Кстати, он терпеть не мог Совчука. У Птиц никогда не понять, насколько хорошо они к вам относятся и относятся ли вообще. Но вот насколько плохо это видно сразу. Когда на том же приеме к нему подлетел Совчук и заговорил было на чистейшем поли-врановом со всеми переливами, Рейвен искоса глянул на него и вдруг долбанул клювом в переносицу - снайперски: расколол перемычку очков, не тронув кожи...
– Отчего вы не пользуетесь окном?
– спросил Вронский.
–
– Обожаю, когда мне откррывают.
– Вы начитались любимого автора, - сказал Вронский.
– Ничуть, - заявил Рейвен.
– Прросто люблю. А как ваша рработа?
– Это не работа, - Вронский потянулся за сигаретами, но вовремя вспомнил, что Птицы не выносят дыма.
– Веррно, - сказал Рейвен.
– Вы называете это "служба". Rrright?
– Почти, - уклончиво ответил Вронский.
– Можете звать это "халтура".
– Не обнарружил...
– недоуменно произнес Рейвен.
– Стрранное вырражение . Нет в словарре. По кррайней мерре в моем... Что означает?
Вронский объяснил, ухмыляясь. Рейвен встопорщился совсем по-птичьи и завертел головой.
– Очень, очень человеческое вырражение, - сказал он.
– И весьма ворронье... Запоминаю в память. Что вы мне говоррили в пррошлый рраз о ворронизме Пушкина?..
В затруднении Вронский наморщил лоб, и Рейвен подсказал:
– Ну как же! .. Обворрожительные стихи, очень веррное видение...
– А!...
– вспомнил Вронский.
– "Ворон к ворону летит!..." - "Воррон воррону крричит: "Воррон, где б нам пообедать? Как бы нам о том проведать?" Воррон воррону в ответ..." Рarrdon, как ттам дальше?..
Вронский хотел ответить, но у него неожиданно перехватило горло. С трудом сглотнув, он хрипло выговорил:
– "Верю, будет нам обед..." Но горло перехватило еще туже. Даже Рейвен почувствовал неладное: хотя он промолчал, круглый глаз уставился на Сергея с некоторой тревогой.

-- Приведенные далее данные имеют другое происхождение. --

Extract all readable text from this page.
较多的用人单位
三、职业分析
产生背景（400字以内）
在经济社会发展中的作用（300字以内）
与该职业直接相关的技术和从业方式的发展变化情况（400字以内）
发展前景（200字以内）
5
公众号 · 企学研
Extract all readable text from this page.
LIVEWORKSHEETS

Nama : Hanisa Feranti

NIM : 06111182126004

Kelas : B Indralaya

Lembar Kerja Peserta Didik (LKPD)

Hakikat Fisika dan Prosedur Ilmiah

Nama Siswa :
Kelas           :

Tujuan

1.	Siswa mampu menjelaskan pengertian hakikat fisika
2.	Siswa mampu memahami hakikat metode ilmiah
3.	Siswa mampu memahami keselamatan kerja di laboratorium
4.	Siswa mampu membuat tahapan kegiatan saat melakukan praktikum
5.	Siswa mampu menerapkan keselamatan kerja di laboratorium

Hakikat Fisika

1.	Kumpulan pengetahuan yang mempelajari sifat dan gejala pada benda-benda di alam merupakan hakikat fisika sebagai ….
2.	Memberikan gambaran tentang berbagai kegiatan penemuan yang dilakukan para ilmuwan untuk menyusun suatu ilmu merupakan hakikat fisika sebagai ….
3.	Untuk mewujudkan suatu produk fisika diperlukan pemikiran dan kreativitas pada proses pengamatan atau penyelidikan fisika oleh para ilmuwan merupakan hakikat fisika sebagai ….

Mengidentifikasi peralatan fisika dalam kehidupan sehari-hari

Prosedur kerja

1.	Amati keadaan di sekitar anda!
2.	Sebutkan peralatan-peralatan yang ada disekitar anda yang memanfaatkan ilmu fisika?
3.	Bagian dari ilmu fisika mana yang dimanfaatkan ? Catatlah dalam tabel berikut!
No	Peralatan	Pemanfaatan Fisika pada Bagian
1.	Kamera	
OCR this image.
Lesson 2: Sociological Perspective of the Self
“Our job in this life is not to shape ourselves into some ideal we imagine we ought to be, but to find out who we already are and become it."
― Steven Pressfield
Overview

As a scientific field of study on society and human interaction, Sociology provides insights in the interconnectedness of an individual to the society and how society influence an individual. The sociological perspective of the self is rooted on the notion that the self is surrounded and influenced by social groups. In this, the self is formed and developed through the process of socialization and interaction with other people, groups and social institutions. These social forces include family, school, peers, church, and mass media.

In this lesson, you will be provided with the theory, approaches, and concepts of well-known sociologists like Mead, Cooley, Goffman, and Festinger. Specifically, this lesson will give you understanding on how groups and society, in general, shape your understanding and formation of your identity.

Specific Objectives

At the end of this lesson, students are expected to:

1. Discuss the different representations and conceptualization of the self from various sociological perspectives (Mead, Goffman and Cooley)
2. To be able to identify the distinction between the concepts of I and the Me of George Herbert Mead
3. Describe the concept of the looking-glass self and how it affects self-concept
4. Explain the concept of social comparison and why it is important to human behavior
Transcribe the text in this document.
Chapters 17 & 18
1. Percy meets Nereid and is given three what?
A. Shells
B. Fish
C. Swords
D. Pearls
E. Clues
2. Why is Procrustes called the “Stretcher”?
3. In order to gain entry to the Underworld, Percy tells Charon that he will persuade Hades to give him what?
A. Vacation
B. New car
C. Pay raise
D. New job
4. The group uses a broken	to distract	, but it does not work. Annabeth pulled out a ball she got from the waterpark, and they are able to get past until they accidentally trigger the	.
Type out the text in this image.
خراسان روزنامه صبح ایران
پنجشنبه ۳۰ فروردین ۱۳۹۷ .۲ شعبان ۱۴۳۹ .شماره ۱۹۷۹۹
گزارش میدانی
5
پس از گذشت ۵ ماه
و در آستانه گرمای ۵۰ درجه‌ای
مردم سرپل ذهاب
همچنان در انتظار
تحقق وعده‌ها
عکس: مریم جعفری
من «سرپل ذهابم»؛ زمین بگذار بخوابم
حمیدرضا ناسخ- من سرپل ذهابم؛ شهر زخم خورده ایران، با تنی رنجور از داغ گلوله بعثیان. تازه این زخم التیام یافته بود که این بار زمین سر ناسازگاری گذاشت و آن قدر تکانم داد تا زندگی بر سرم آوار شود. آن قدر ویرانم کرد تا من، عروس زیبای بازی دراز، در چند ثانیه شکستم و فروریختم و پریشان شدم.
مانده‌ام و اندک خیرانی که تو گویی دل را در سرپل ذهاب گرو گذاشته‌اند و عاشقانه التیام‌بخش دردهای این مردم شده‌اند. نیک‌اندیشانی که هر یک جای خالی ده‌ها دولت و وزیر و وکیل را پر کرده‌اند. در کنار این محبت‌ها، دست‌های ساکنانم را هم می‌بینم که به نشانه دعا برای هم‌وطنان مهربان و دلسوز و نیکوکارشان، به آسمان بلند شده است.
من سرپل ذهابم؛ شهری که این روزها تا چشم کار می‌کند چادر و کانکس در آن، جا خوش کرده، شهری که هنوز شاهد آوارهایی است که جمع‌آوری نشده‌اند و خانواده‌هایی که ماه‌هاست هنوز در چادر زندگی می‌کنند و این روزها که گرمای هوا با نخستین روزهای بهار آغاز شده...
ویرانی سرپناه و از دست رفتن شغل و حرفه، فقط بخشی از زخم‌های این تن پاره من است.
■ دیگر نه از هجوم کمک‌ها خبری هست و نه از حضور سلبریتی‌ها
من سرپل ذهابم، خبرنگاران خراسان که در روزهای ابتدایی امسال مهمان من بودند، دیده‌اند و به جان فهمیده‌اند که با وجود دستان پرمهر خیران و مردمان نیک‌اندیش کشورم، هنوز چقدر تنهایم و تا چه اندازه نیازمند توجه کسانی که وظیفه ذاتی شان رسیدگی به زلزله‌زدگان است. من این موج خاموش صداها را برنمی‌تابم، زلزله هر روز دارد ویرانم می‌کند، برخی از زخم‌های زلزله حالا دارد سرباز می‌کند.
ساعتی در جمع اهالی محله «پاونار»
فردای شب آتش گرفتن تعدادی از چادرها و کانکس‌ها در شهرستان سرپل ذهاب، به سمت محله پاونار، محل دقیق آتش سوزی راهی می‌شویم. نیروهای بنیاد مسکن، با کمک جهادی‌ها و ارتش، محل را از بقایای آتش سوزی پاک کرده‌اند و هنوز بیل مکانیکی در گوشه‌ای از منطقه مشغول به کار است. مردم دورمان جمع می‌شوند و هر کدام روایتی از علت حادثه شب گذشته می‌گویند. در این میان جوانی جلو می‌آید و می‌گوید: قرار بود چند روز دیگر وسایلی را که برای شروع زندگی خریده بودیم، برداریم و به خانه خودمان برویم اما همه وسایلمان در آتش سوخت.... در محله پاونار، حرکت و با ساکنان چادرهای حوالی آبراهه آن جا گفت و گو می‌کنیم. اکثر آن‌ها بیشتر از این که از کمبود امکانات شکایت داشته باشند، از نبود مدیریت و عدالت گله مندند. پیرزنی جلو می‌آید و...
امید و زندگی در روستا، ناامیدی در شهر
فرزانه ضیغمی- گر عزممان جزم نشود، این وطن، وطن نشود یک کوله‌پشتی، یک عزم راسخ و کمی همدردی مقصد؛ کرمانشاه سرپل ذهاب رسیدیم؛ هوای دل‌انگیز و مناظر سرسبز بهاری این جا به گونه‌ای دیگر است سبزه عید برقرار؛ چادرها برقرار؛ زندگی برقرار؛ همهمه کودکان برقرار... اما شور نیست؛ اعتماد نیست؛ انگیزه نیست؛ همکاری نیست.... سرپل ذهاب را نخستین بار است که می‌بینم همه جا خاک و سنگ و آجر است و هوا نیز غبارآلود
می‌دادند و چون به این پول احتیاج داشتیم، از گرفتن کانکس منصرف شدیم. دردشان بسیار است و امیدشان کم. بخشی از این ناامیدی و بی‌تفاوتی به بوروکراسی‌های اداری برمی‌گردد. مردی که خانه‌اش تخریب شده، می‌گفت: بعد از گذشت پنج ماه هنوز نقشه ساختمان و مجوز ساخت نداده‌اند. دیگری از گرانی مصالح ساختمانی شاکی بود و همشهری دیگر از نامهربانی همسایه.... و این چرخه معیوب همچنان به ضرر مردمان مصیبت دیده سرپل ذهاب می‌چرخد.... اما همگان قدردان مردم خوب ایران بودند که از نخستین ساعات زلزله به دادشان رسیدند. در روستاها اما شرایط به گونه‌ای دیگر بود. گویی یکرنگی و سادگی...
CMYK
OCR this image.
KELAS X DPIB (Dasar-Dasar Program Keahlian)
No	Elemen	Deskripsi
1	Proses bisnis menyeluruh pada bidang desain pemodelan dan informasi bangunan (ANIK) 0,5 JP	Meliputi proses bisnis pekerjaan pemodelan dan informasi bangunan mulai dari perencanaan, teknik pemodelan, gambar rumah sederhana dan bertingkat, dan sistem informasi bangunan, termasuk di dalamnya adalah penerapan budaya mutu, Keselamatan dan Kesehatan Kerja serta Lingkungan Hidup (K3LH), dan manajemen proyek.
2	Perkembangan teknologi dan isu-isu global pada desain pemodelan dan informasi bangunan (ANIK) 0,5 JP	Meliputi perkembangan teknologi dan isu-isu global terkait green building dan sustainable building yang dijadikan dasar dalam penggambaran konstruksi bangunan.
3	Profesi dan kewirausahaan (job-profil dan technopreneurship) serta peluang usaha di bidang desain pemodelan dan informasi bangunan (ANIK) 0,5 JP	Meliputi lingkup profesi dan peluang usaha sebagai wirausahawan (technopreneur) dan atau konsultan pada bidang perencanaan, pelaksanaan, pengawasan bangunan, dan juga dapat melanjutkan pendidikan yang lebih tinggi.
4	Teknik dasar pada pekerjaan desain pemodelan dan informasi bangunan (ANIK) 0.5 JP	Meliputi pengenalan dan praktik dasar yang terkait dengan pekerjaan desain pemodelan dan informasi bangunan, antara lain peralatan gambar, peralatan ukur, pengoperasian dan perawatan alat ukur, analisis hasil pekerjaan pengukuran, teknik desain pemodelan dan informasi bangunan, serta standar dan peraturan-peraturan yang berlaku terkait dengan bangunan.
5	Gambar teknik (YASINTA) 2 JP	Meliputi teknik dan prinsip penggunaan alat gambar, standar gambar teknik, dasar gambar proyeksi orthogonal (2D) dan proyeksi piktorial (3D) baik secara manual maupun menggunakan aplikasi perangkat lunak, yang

Справившись с собой, Вронский продолжал:
– "В чистом поле под ракитой богатырь лежит убитый... Кем убит и отчего, знает сокол лишь его, да кобылка вороная, да хозяйка удалая... нет, молодая..." Рейвен вдруг вздрогнул совершенно по-человечески и поджал лапы. Не хватало только прочувствованной слезы. Но вместо этого Рейвен заговорил:
– "Сокол в ррощу улетел, на кобылку недрруг сел... А хозяйка ждет милого, неубитого, живого..." Он умолк. Молчал и пораженный Вронский. Потом сказал:
– У вас превосходная память...
– Прросто ворронья...
– ответил Рейвен.
– Это стихи прревосходные... Передана приррода... Только прро соколов зррря...
Тут они снова умолкли. Оба.
Действительно, Соколов, да еще к ночи, поминать не стоило. Мощные, беспощадные, полу-ночные, полу-дневные, они были вроде тайной и явной полиции. Когти и клювы были у всех Птиц. Но Соколы, да еще при чудовищно зорком глазе, пользовались ими особенно умело - и жестоко.
Дальше они говорили как люди, спаянные общей бедой. Вронский знал, что Рейвен безошибочно почувствует напряжение и тревогу в его голосе, как бы далеко он ее не загонял: но объяснить ее причину Рейвену, слава богу, было явно не под силу.